En esta línea, Noemí García se puede definir como una artista, creadora de contenido e intérprete de lengua de signos, una faceta en la que ha destacado notablemente en el ámbito público. Su tarea va más allá de traducir mensajes o conversaciones, sino que trata de aumentar la visibilidad de la discapacidad auditiva y poner de manifiesto las adaptaciones necesarias de las personas sordas, con el propósito de crear una sociedad cada vez más inclusiva con todos los colectivos y tolerante ante las condiciones de cada individuo, sin renunciar a exprimir todas sus cualidades: «Agárrate fuerte, esto se llama vida«, indica en su descripción de redes sociales, donde ya supera los noventa mil seguidores.
La importancia de la lengua de signos
Una de las principales vías de actuación -y de reivindicación- en las que trabaja Noemí García es en instalar el aprendizaje de lengua de signos en la sociedad para poder establecer comunicaciones con las personas sordas, revelando que este gesto también forma parte del concepto inclusión social.

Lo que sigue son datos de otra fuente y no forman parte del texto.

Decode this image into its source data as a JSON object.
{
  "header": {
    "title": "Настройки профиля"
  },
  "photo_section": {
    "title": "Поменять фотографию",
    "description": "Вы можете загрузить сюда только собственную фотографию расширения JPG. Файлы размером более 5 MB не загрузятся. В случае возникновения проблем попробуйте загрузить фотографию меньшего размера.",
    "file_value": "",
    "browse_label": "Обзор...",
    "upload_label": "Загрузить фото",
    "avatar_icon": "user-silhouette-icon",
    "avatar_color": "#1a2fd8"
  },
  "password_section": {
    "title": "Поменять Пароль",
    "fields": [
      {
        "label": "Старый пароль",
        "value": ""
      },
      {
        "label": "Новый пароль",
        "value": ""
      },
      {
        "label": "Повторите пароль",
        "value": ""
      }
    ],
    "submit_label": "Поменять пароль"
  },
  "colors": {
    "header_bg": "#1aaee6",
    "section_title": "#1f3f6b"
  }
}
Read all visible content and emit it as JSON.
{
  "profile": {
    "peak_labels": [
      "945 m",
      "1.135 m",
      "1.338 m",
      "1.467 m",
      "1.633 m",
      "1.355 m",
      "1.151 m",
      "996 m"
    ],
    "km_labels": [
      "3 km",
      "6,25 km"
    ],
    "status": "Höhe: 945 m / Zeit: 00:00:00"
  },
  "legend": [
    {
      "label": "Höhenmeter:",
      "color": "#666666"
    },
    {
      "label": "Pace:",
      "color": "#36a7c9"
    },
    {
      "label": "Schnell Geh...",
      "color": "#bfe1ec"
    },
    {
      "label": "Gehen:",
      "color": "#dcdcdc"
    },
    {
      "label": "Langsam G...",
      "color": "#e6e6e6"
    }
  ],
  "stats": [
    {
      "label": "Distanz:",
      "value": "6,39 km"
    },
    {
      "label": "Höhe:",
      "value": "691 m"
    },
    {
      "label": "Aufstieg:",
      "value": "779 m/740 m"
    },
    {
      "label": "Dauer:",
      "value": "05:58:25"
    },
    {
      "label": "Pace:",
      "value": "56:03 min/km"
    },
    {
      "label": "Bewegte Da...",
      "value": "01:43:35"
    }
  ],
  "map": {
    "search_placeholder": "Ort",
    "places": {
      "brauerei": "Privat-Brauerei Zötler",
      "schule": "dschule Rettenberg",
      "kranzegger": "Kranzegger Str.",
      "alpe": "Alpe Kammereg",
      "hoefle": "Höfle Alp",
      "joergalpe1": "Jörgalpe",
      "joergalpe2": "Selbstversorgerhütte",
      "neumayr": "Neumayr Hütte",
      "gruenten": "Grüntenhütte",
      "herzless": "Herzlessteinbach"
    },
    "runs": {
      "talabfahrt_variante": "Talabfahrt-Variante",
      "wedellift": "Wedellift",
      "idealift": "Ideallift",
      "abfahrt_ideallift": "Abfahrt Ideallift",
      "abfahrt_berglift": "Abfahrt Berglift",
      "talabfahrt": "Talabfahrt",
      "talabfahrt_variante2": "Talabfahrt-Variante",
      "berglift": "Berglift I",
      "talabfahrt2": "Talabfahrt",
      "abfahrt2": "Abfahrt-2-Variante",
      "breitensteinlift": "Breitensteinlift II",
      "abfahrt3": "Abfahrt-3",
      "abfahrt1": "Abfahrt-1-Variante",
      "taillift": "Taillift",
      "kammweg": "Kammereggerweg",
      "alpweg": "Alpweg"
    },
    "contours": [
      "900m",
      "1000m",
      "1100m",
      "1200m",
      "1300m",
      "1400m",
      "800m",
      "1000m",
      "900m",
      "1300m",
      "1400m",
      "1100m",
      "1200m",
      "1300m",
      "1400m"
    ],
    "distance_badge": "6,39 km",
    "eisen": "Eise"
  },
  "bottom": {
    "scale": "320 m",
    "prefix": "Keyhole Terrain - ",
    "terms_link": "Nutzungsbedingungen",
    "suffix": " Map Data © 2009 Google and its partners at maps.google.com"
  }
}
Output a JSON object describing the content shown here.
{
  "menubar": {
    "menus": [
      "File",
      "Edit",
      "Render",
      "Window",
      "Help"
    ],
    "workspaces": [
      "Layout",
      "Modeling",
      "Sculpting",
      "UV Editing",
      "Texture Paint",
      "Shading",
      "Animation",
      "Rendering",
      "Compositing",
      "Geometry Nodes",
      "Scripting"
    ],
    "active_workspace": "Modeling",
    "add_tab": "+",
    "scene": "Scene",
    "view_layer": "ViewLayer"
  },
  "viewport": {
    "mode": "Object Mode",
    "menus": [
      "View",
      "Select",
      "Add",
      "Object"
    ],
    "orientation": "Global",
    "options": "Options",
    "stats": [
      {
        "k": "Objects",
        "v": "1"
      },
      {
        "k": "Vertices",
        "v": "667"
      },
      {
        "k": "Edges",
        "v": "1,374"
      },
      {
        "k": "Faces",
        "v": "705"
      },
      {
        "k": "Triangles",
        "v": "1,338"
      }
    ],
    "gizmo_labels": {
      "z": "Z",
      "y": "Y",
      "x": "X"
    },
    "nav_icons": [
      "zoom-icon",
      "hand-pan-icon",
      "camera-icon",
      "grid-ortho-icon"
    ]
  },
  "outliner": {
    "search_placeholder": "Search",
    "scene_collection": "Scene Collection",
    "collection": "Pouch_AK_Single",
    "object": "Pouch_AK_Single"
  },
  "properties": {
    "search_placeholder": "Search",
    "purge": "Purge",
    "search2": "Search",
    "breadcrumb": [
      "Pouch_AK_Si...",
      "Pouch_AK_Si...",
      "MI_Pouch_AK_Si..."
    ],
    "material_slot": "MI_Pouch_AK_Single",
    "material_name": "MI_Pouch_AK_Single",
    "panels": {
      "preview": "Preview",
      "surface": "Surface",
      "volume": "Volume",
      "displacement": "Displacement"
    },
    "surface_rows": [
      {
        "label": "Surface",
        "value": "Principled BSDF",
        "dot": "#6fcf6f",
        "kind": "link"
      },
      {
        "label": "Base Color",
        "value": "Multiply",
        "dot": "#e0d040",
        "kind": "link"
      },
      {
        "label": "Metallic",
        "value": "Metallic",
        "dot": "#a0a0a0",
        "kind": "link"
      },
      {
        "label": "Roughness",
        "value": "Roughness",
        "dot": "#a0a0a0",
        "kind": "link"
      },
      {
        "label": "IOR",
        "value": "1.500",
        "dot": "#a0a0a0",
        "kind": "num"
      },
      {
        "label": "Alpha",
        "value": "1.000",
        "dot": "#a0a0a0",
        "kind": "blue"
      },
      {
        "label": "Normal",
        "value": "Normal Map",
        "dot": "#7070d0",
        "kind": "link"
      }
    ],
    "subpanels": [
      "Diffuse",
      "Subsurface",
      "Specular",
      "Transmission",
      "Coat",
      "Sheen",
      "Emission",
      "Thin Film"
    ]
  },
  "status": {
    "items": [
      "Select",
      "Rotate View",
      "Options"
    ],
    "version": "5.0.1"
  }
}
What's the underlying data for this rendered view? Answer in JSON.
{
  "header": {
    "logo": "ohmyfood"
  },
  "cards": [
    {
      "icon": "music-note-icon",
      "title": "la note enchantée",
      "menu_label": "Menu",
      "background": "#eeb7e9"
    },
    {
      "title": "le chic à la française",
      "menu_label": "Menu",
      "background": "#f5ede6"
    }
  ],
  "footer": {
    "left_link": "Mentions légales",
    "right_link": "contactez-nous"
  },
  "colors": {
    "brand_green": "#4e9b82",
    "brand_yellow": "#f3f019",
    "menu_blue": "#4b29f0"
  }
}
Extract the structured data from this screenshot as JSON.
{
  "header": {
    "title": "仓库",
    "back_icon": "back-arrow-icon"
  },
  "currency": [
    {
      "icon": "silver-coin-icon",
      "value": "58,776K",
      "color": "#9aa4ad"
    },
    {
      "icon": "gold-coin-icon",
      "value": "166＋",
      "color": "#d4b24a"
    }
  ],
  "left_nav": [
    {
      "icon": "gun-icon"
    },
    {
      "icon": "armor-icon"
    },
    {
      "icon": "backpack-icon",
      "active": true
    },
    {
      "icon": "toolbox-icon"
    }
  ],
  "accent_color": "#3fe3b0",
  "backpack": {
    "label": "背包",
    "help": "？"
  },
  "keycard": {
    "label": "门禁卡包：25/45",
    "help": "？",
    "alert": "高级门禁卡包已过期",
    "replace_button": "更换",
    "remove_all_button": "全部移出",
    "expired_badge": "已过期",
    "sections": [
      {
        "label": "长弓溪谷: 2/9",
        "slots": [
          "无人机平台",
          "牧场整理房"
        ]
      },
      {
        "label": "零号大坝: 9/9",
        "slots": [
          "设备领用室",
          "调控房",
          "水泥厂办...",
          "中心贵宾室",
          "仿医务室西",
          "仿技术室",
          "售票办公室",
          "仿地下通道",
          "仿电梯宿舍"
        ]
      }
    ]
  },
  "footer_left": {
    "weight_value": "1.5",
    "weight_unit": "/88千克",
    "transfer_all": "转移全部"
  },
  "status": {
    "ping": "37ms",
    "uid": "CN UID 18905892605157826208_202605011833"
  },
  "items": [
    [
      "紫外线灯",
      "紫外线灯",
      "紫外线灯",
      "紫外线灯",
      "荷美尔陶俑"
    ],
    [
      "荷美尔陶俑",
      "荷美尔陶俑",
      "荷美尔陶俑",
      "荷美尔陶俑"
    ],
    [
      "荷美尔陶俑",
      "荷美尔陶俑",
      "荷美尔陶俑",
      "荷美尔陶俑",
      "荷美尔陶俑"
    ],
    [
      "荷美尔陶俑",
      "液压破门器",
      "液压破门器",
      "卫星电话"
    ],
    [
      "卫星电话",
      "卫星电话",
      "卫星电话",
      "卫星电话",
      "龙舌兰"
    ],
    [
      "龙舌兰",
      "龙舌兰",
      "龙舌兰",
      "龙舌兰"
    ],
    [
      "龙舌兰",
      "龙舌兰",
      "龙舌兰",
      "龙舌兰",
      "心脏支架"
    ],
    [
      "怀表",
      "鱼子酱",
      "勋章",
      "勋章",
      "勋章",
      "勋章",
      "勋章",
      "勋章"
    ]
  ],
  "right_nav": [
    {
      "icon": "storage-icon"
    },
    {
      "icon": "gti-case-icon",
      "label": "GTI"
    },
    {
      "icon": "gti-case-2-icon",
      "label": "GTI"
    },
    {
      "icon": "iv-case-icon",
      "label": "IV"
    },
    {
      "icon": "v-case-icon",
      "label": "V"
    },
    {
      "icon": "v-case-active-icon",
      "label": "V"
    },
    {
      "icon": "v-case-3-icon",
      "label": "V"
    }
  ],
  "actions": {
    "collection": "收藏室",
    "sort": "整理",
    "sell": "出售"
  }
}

Y de accesibilidad, por supuesto. Sin embargo, esta influencer sorda cree que es «una situación utópica«, al menos a día de hoy, a pesar de que estima «que es posible, desde luego que se puede». El primer paso para hacer realidad este sueño «para que todas las personas signemos» es construir desde la base, es decir, «se debe comenzar desde la educación«. Del mismo modo, desde estas edades precoces, también sería interesante ir creando conciencia y sensibilidad sobre la discapacidad, trabajando para fomentar valores e inculcando la diversidad como un aspecto innegociable de sociedades venideras.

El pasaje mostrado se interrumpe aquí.